China’s ideological content rules, however, make it a special case as well. The suppliers of Chinese systems — think Baidu’s Ernie, Alibaba’s Qwen, and iFlytek’s Spark — already face political and cultural constraints that Western services don’t usually encounter. The guidelines normalize those expectations for chatbots that are designed to project themselves as humanlike and emotive.
What providers need to figure out next for compliance
Installing a “two-hour continuous use” nudge is simple in concept, but it raises product questions. Providers will require precise session tracking across devices, some threshold for distinguishing between passive presence and active engagement, and an attentive UX that makes the reminder a beneficial tool rather than a punitive whip. For enterprise users, where long sessions can be work-related, you may also need role-based controls to avoid interfering with legitimate business operations.
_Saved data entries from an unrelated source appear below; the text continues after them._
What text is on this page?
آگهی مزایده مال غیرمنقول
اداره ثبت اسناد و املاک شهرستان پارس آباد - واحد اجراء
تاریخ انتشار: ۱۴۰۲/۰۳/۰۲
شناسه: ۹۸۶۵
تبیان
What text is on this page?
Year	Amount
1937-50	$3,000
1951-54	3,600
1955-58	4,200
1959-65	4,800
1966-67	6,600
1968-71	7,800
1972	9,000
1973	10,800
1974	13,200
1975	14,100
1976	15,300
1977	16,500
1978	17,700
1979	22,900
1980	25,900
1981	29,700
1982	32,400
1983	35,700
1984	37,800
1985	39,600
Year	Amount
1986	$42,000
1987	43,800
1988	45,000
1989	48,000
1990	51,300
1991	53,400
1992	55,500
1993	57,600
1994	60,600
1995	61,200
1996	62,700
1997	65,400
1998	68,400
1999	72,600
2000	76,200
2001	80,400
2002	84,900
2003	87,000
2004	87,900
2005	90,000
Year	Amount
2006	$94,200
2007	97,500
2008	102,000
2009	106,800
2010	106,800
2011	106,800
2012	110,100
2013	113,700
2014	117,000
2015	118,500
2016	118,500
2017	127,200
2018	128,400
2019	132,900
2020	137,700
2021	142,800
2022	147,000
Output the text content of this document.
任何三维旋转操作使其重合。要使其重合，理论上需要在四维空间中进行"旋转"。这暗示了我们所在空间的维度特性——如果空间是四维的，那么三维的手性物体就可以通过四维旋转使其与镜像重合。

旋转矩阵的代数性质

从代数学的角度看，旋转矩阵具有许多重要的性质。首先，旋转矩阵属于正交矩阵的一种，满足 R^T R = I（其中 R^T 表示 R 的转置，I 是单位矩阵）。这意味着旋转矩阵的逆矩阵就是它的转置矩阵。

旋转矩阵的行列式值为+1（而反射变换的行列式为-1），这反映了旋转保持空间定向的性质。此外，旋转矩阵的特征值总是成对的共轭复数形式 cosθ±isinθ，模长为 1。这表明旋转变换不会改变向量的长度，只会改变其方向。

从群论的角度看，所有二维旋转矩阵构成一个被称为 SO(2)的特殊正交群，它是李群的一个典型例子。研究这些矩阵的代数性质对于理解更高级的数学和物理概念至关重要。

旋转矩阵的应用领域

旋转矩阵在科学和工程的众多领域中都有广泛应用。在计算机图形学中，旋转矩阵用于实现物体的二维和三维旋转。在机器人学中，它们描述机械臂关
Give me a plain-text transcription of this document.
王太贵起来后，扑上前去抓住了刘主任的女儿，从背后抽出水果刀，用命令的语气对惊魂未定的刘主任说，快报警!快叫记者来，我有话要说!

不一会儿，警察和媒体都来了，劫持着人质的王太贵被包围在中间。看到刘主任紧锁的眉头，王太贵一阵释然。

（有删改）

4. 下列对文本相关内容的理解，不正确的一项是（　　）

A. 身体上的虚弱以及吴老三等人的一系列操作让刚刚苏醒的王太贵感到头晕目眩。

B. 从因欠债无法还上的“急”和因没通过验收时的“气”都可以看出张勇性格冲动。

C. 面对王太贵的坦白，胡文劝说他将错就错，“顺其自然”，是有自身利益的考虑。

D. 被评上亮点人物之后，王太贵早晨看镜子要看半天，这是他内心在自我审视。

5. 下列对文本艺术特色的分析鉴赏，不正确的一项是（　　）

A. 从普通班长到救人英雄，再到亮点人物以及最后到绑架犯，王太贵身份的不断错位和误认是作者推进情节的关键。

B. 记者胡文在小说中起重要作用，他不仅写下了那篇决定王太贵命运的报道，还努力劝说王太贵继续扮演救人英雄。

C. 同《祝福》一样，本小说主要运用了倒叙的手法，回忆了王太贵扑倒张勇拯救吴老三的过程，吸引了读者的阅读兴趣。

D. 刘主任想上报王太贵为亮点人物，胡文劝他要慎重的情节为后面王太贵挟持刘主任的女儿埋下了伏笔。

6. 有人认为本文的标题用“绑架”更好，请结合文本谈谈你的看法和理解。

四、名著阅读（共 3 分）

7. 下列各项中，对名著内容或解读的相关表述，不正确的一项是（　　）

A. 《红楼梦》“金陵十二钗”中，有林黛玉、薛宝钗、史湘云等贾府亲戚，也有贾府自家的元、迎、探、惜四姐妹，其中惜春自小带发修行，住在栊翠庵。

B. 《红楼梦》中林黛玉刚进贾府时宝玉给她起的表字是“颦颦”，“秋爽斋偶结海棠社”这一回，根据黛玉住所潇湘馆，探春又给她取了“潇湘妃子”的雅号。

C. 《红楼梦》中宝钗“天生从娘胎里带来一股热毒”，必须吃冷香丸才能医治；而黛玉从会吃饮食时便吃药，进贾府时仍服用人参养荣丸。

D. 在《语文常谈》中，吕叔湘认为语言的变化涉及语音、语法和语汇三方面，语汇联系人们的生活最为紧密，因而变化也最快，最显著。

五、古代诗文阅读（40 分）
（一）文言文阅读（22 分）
For privacy, the trio of age verification, guardian dashboards, and emergency contacts will give companies pause about how they handle data flows and process information. Look for more on-device checks, more fine-grained consent layers, and audit logs that regulators would find satisfying to review when safety incidents are alleged.
Why this matters for AI companionship and safety
There’s a trend toward anthropomorphic chatbots, from novelties to utilities — from one that helps with loneliness to another that assists in studying and light (therapy-adjacent) conversations. The China proposal is a signal: When AI simulates human functionalities, regulators will assess it according to how humans are affected. The two-hour break prompt is a modest design change with outsized consequences for product roadmaps, particularly as other jurisdictions consider similar rules.
If the draft is finalized, Chinese users could experience a more uniform march of reminders, clearer parental oversight, and tighter content guardrails. For developers, the point is clear: emotionally intelligent AI also must be policy literate — and safety-by-design has become nonnegotiable.